The code for anyone interested. Wrote it with exe.dev's coding agent which is a wrapper on Claude Opus 4.5

https://github.com/asim/aslam

|The agent can rewrite its own configuration and code.

I am very illiterate when it comes to Llms/AI but Why does nobody write this in Lisp???

Isn't it supposed to be the language primarily created for AI???

> Agents propose and publish capabilities to a shared contribution site, letting others discover, adopt, and evolve them further. A collaborative, living ecosystem of personal AIs.

While I like this idea in terms of crowd-sourced intelligence, how do you prevent this being abused as an attack vector for prompt injection?

I am surprised that no one did this in a LISP yet.
Someone needs to send this to Spike Feresten.
I would change the name of the project.
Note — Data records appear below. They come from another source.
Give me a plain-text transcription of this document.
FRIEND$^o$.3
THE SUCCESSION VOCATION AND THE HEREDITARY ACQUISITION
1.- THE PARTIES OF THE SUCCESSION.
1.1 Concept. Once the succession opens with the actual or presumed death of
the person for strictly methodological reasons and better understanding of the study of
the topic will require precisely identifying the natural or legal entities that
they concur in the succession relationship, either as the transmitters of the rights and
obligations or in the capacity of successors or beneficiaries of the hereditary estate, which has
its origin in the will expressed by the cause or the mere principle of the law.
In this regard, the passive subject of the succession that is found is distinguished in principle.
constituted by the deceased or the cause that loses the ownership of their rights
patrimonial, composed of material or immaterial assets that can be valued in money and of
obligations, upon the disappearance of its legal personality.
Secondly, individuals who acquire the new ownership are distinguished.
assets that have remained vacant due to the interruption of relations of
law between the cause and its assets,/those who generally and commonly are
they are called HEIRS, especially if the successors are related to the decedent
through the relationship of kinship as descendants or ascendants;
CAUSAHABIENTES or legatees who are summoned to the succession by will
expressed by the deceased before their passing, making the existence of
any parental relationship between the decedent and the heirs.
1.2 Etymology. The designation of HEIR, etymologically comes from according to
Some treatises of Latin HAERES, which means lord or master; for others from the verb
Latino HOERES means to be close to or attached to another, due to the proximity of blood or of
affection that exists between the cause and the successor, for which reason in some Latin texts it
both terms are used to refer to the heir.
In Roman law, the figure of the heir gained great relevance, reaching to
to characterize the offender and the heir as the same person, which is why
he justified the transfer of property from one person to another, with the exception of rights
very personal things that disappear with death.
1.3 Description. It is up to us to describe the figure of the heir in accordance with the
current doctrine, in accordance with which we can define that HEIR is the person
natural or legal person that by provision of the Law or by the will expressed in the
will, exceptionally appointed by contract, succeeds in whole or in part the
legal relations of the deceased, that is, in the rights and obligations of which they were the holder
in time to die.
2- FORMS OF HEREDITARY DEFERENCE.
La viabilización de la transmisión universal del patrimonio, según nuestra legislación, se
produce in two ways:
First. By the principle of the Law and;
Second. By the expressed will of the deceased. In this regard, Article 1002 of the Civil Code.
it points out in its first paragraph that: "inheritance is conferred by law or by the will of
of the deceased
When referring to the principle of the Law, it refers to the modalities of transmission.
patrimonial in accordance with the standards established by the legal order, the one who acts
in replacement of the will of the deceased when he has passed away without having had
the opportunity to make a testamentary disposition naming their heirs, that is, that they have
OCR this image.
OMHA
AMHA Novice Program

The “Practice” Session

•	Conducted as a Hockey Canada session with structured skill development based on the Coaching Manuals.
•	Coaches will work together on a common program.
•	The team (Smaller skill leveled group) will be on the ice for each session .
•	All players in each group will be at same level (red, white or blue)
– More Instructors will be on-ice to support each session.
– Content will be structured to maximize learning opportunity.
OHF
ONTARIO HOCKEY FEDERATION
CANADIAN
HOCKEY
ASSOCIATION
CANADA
Why would I want to run something that keeps remind me of that guy
Does this do anything to resist prompt injection? It seems to me that structured exchange between an orchestrator and its single-tool-using agents would go a long way. And at the very least introduces a clear point to interrogate the payload.

But I could be wrong. Maybe someone reading knows more about this subject?

i like the idea is possible to run in a docker container?
This looks interesting, but I'm stuck on step 4 of the web setup: where do I get agents to start with? Shouldn't there be a default one that can help me get other ones?